Figure 1. The box plot represents the median IFX TL in induction phase (week 2 and 6) for patients with sustained response (n=170) and NRII patients (n=49). The interquartile range (25-75%) is represented by rectangle. The whiskers below and above the box represent the limits (2.5% and 97.5%) of the distribution. Median IFX TL is represented by the thick red line. Median IFX TL for NRII patients was 6.66 μg/ml [0.23-19.93μg/ml] and median IFX TL for patients with sustained response was 11.91 μg/ml [0.11-19.93 μg/ml]. There is no statistical difference (p <0.08).

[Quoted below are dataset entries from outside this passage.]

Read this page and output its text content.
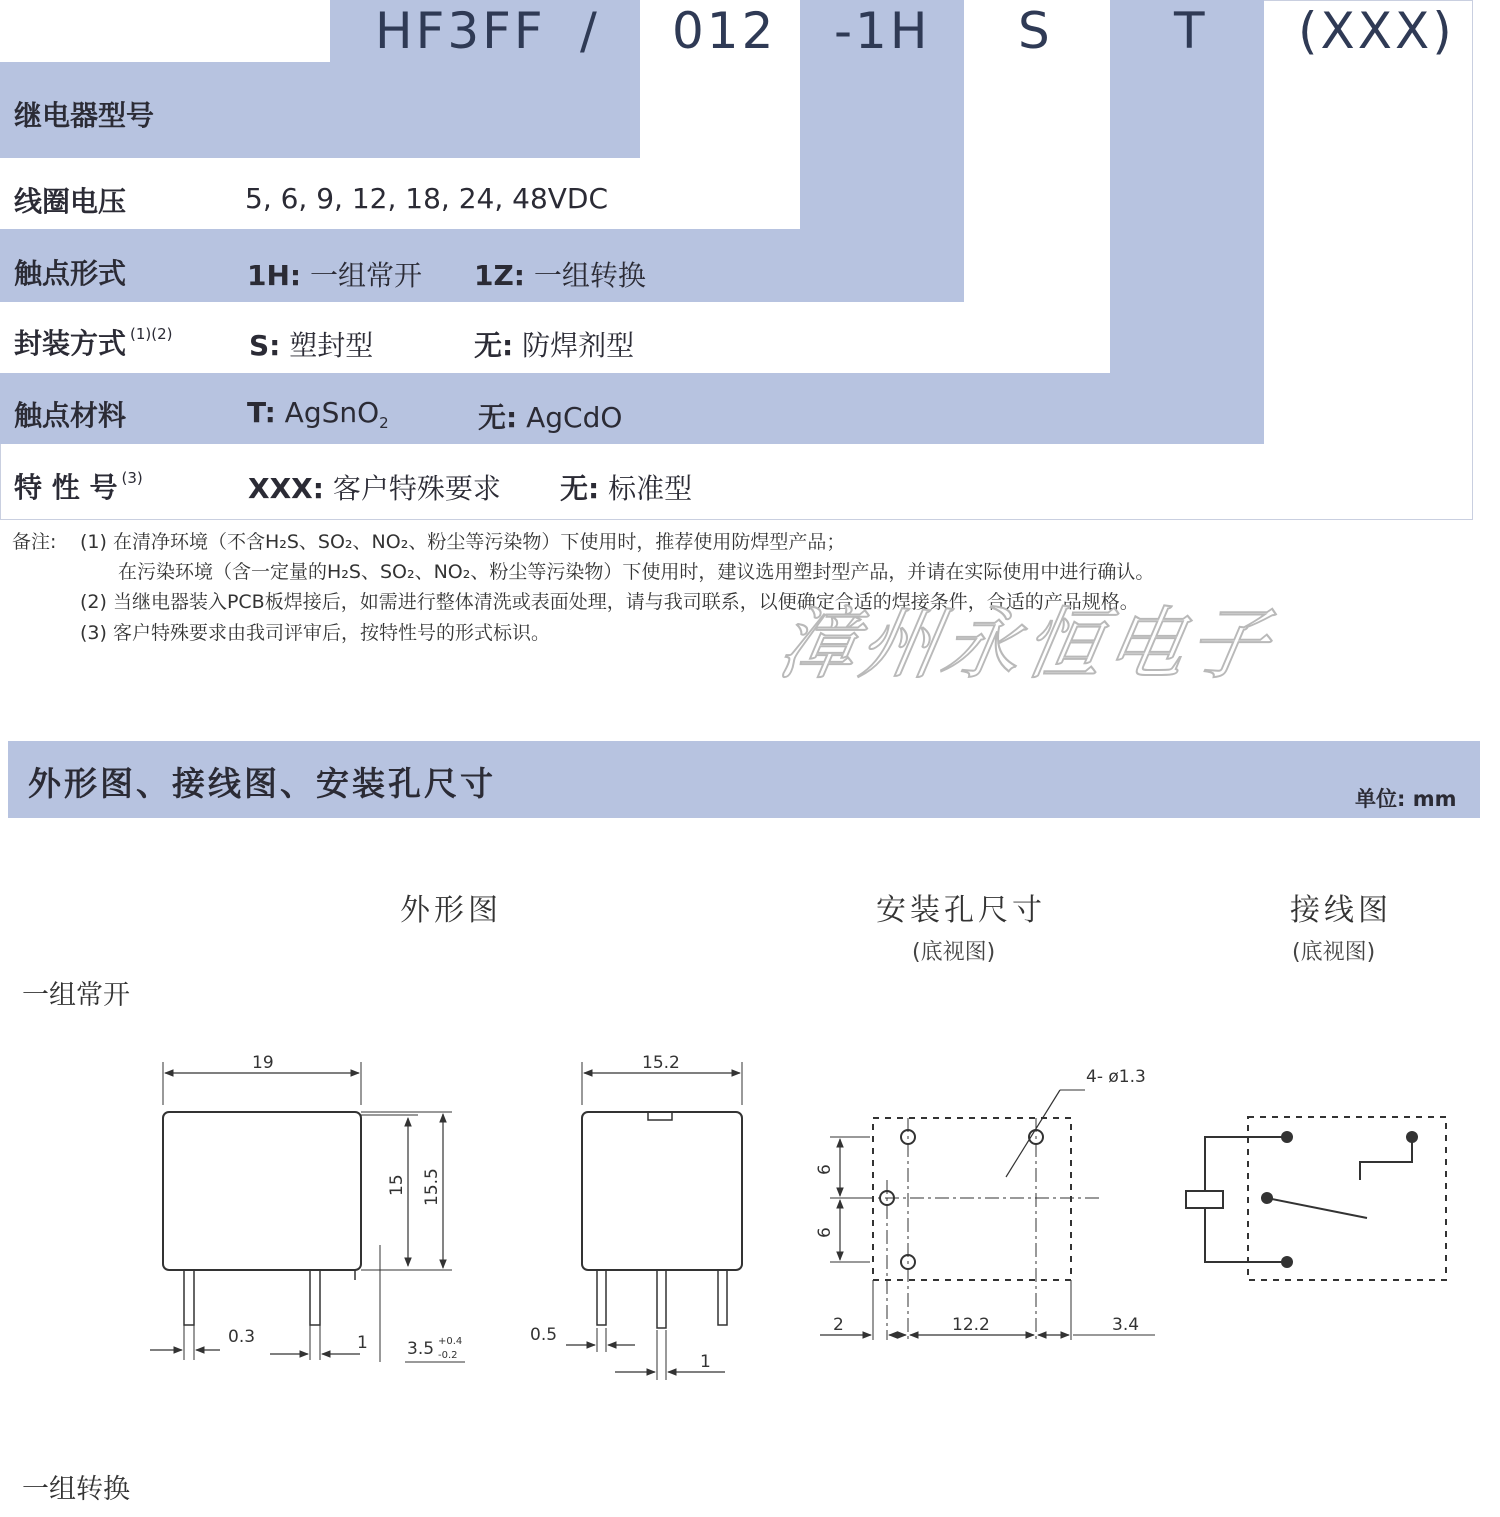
HF3FF / 012 -1H S T (XXX)
继电器型号
线圈电压	5, 6, 9, 12, 18, 24, 48VDC
触点形式	1H: 一组常开 1Z: 一组转换
封装方式 $^{(1)(2)}$	S: 塑封型	无: 防焊剂型
触点材料	T: AgSnO$_2$	无: AgCdO
特 性 号 $^{(3)}$	XXX: 客户特殊要求 无: 标准型
备注: (1) 在清净环境（不含H₂S、SO₂、NO₂、粉尘等污染物）下使用时，推荐使用防焊型产品；
在污染环境（含一定量的H₂S、SO₂、NO₂、粉尘等污染物）下使用时，建议选用塑封型产品，并请在实际使用中进行确认。
(2) 当继电器装入PCB板焊接后，如需进行整体清洗或表面处理，请与我司联系，以便确定合适的焊接条件，合适的产品规格。
(3) 客户特殊要求由我司评审后，按特性号的形式标识。	漳州永恒电子
外形图、接线图、安装孔尺寸	单位: mm
外形图	安装孔尺寸
(底视图)
接线图
(底视图)
一组常开
一组转换
19
15 15.5
0.3	1 3.5 +0.4
-0.2
15.2
0.5
1
4- ø1.3
6
6
2	12.2	3.4
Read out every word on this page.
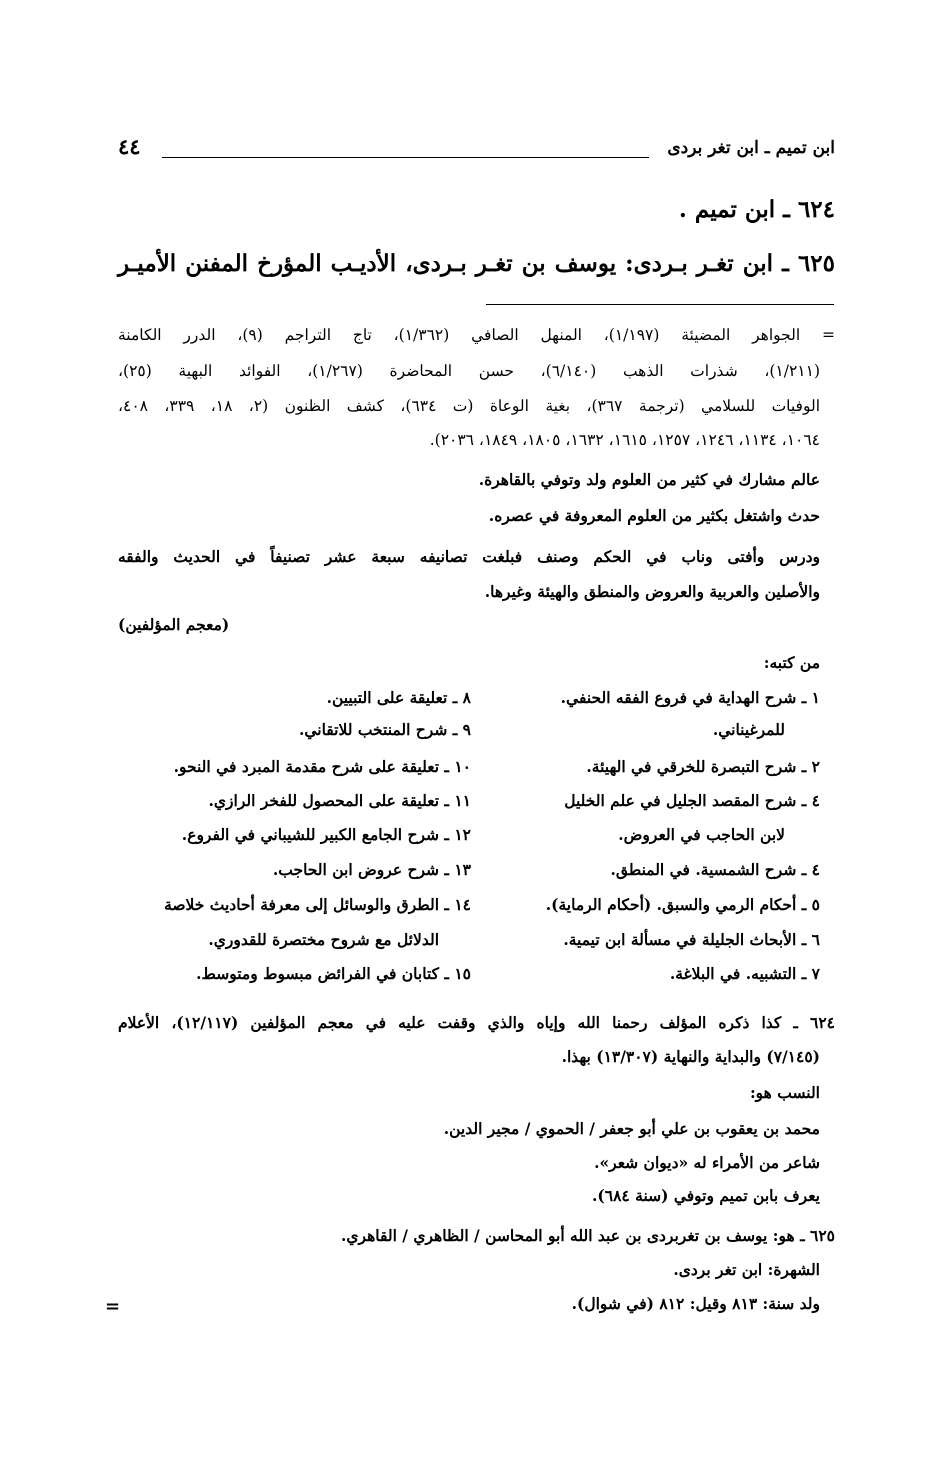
ابن تميم ـ ابن تغر بردى
٤٤
٦٢٤ ـ ابن تميم .
٦٢٥ ـ ابن تغـر بـردى: يوسف بن تغـر بـردى، الأديـب المؤرخ المفنن الأميـر
= الجواهر المضيئة (١/١٩٧)، المنهل الصافي (١/٣٦٢)، تاج التراجم (٩)، الدرر الكامنة
(١/٢١١)، شذرات الذهب (٦/١٤٠)، حسن المحاضرة (١/٢٦٧)، الفوائد البهية (٢٥)،
الوفيات للسلامي (ترجمة ٣٦٧)، بغية الوعاة (ت ٦٣٤)، كشف الظنون (٢، ١٨، ٣٣٩، ٤٠٨،
١٠٦٤، ١١٣٤، ١٢٤٦، ١٢٥٧، ١٦١٥، ١٦٣٢، ١٨٠٥، ١٨٤٩، ٢٠٣٦).
عالم مشارك في كثير من العلوم ولد وتوفي بالقاهرة.
حدث واشتغل بكثير من العلوم المعروفة في عصره.
ودرس وأفتى وناب في الحكم وصنف فبلغت تصانيفه سبعة عشر تصنيفاً في الحديث والفقه
والأصلين والعربية والعروض والمنطق والهيئة وغيرها.
(معجم المؤلفين)
من كتبه:
١ ـ شرح الهداية في فروع الفقه الحنفي.
للمرغيناني.
٢ ـ شرح التبصرة للخرقي في الهيئة.
٤ ـ شرح المقصد الجليل في علم الخليل
لابن الحاجب في العروض.
٤ ـ شرح الشمسية. في المنطق.
٥ ـ أحكام الرمي والسبق. (أحكام الرماية).
٦ ـ الأبحاث الجليلة في مسألة ابن تيمية.
٧ ـ التشبيه. في البلاغة.
٨ ـ تعليقة على التبيين.
٩ ـ شرح المنتخب للاتقاني.
١٠ ـ تعليقة على شرح مقدمة المبرد في النحو.
١١ ـ تعليقة على المحصول للفخر الرازي.
١٢ ـ شرح الجامع الكبير للشيباني في الفروع.
١٣ ـ شرح عروض ابن الحاجب.
١٤ ـ الطرق والوسائل إلى معرفة أحاديث خلاصة
الدلائل مع شروح مختصرة للقدوري.
١٥ ـ كتابان في الفرائض مبسوط ومتوسط.
٦٢٤ ـ كذا ذكره المؤلف رحمنا الله وإياه والذي وقفت عليه في معجم المؤلفين (١٢/١١٧)، الأعلام
(٧/١٤٥) والبداية والنهاية (١٣/٣٠٧) بهذا.
النسب هو:
محمد بن يعقوب بن علي أبو جعفر / الحموي / مجير الدين.
شاعر من الأمراء له «ديوان شعر».
يعرف بابن تميم وتوفي (سنة ٦٨٤).
٦٢٥ ـ هو: يوسف بن تغربردى بن عبد الله أبو المحاسن / الظاهري / القاهري.
الشهرة: ابن تغر بردى.
ولد سنة: ٨١٣ وقيل: ٨١٢ (في شوال).
=
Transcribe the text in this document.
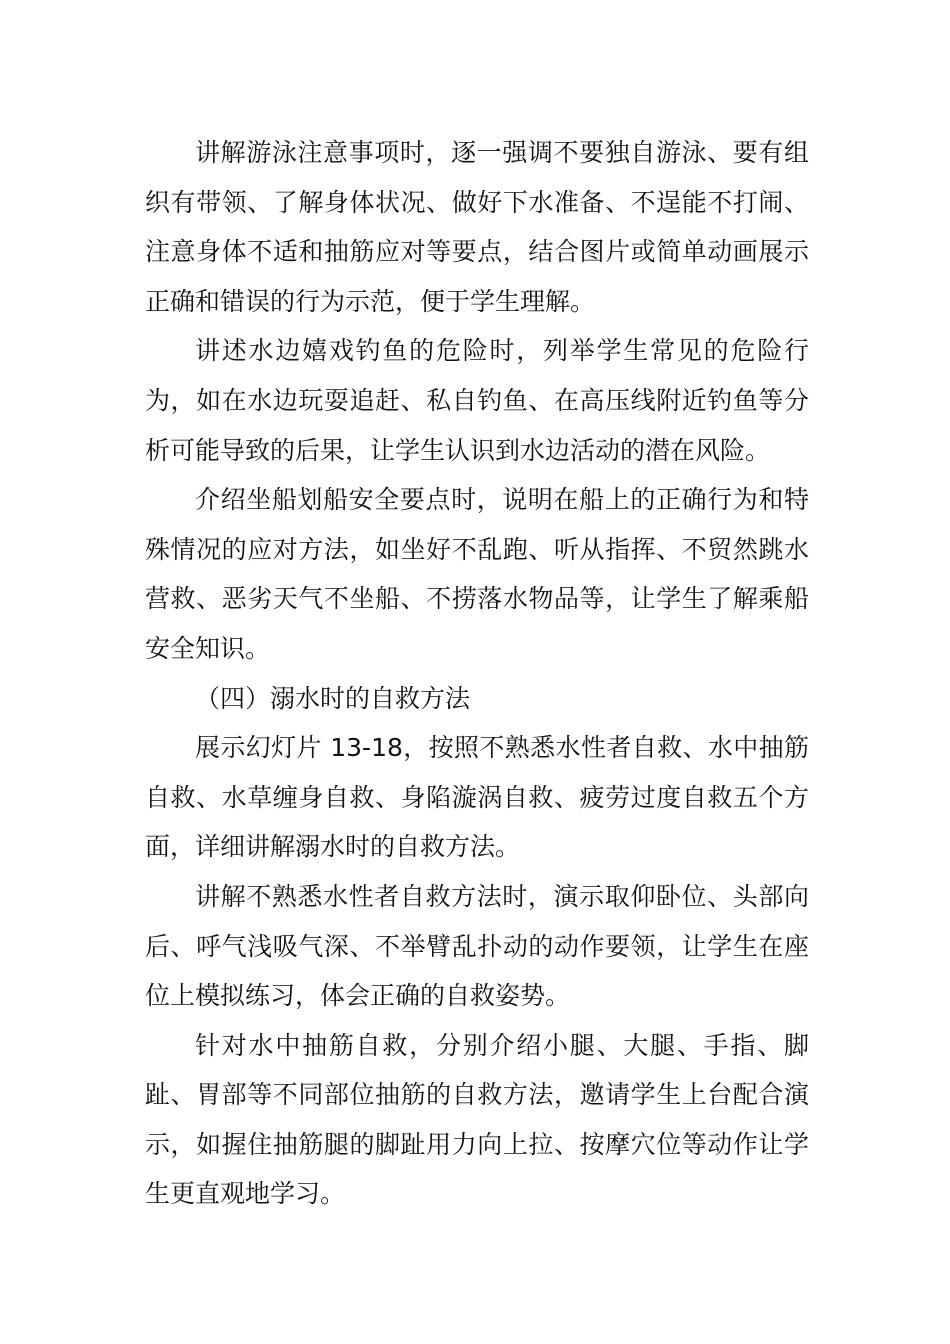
讲解游泳注意事项时，逐一强调不要独自游泳、要有组织有带领、了解身体状况、做好下水准备、不逞能不打闹、注意身体不适和抽筋应对等要点，结合图片或简单动画展示正确和错误的行为示范，便于学生理解。

讲述水边嬉戏钓鱼的危险时，列举学生常见的危险行为，如在水边玩耍追赶、私自钓鱼、在高压线附近钓鱼等分析可能导致的后果，让学生认识到水边活动的潜在风险。

介绍坐船划船安全要点时，说明在船上的正确行为和特殊情况的应对方法，如坐好不乱跑、听从指挥、不贸然跳水营救、恶劣天气不坐船、不捞落水物品等，让学生了解乘船安全知识。

（四）溺水时的自救方法

展示幻灯片 13-18，按照不熟悉水性者自救、水中抽筋自救、水草缠身自救、身陷漩涡自救、疲劳过度自救五个方面，详细讲解溺水时的自救方法。

讲解不熟悉水性者自救方法时，演示取仰卧位、头部向后、呼气浅吸气深、不举臂乱扑动的动作要领，让学生在座位上模拟练习，体会正确的自救姿势。

针对水中抽筋自救，分别介绍小腿、大腿、手指、脚趾、胃部等不同部位抽筋的自救方法，邀请学生上台配合演示，如握住抽筋腿的脚趾用力向上拉、按摩穴位等动作让学生更直观地学习。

However, median IFX TL at induction was statistically lower in NRIIend (n = 23) compared with the patients with sustained response (1.69 VS 11.91 µg/ml, p <0.05)

Conclusion

This study suggests that patients who do not respond to any optimisation strategy (NRIIend) seem to have lower IFX TLs at induction. IFX TLs measured at induction may predict clinical response to IFX during maintenance.